I have met something similar to what is described in an old question:
Strange local memory usage - CUDA / CUDA Programming and Performance - NVIDIA Developer Forums
However, I do not know how to solve it or what caused it.
My code looks like this:
#pragma unroll
for (int i = lid_start; i != lid_start + io_group; i ++) {
if (io_id * 4 < WORDS) {
u32 group_offset = (i >> (deg - 1)) << (log_len - log_stride - 1);
u32 group_id = i & (subblock_sz - 1);
u64 gpos = group_offset + (group_id << (log_end_stride));
thread_data[i - lid_start] = reinterpret_cast<uint4*>(data + gpos * WORDS)[io_id];
}
}
WarpExchangeT(temp_storage_uint4[warp_id]).StripedToBlocked(thread_data, thread_data);
a = Field::load(reinterpret_cast<u32*>(thread_data));
__syncwarp();
Here, ‘io_group’ is a constant, so the compiler should unroll the loop.

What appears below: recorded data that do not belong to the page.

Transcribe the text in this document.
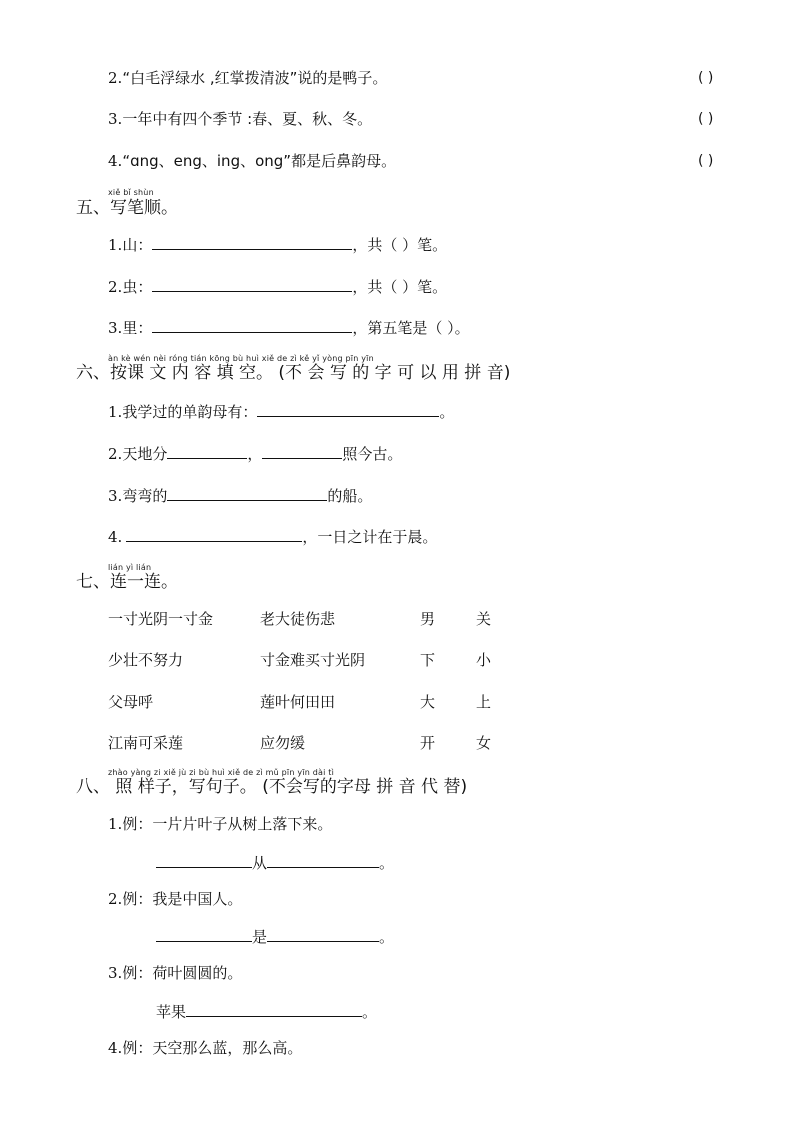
2.“白毛浮绿水 ,红掌拨清波”说的是鸭子。	( )
3.一年中有四个季节 :春、夏、秋、冬。	( )
4.“ɑng、eng、ing、ong”都是后鼻韵母。	( )
xiě bǐ shùn
五、写笔顺。
1.山：	，共（ ）笔。
2.虫：	，共（ ）笔。
3.里：	，第五笔是（ ）。
àn kè wén nèi róng tián kōng bù huì xiě de zì kě yǐ yòng pīn yīn
六、按课 文 内 容 填 空。 (不 会 写 的 字 可 以 用 拼 音)
1.我学过的单韵母有：	。
2.天地分	，	照今古。
3.弯弯的	的船。
4.	，一日之计在于晨。
lián yì lián
七、连一连。
一寸光阴一寸金	老大徒伤悲	男	关
少壮不努力	寸金难买寸光阴	下	小
父母呼	莲叶何田田	大	上
江南可采莲	应勿缓	开	女
zhào yàng zi xiě jù zi bù huì xiě de zì mǔ pīn yīn dài tì
八、 照 样子，写句子。 (不会写的字母 拼 音 代 替)
1.例：一片片叶子从树上落下来。
从	。
2.例：我是中国人。
是	。
3.例：荷叶圆圆的。
苹果	。
4.例：天空那么蓝，那么高。
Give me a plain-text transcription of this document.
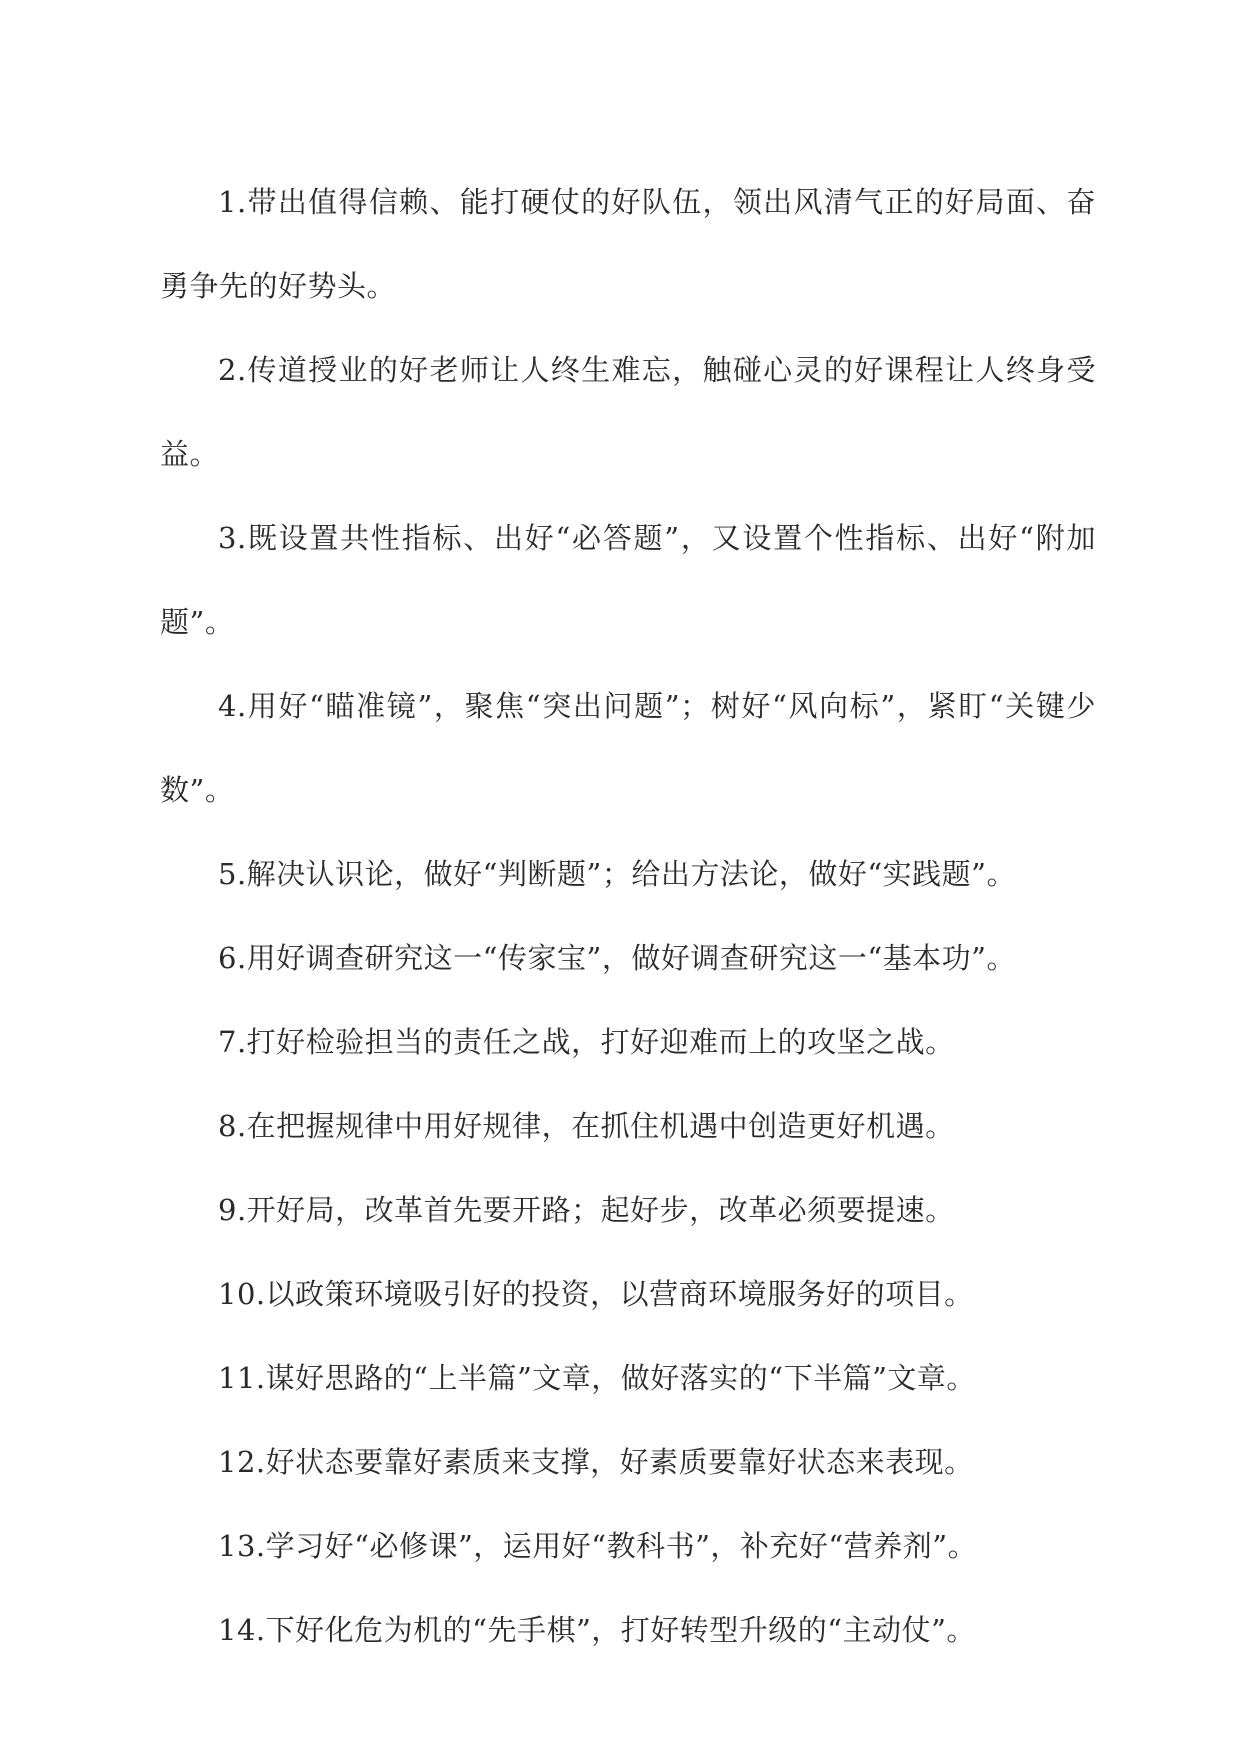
1.带出值得信赖、能打硬仗的好队伍，领出风清气正的好局面、奋勇争先的好势头。

2.传道授业的好老师让人终生难忘，触碰心灵的好课程让人终身受益。

3.既设置共性指标、出好“必答题”，又设置个性指标、出好“附加题”。

4.用好“瞄准镜”，聚焦“突出问题”；树好“风向标”，紧盯“关键少数”。

5.解决认识论，做好“判断题”；给出方法论，做好“实践题”。

6.用好调查研究这一“传家宝”，做好调查研究这一“基本功”。

7.打好检验担当的责任之战，打好迎难而上的攻坚之战。

8.在把握规律中用好规律，在抓住机遇中创造更好机遇。

9.开好局，改革首先要开路；起好步，改革必须要提速。

10.以政策环境吸引好的投资，以营商环境服务好的项目。

11.谋好思路的“上半篇”文章，做好落实的“下半篇”文章。

12.好状态要靠好素质来支撑，好素质要靠好状态来表现。

13.学习好“必修课”，运用好“教科书”，补充好“营养剂”。

14.下好化危为机的“先手棋”，打好转型升级的“主动仗”。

This code reads io_group big numbers (e.g. 256 bit) with io_group of threads. Then use warpexchange to shuffle the striped number into corresponding threads.
Initually, I use each thread to read an int, and everything worked well. However, when I tried to shift to use each thread to read a uint4, something strange happened. According to ncu report, local memory is used, resulting in bad performance.
I believe it’s not due to a lack of registers, as on sm_89, 255 registers should be available for each thread, while in my case, only 106 are used. The local array should not be a problem because when I used uint, everything went well, so all the address is statically assigned.
So what can cause this?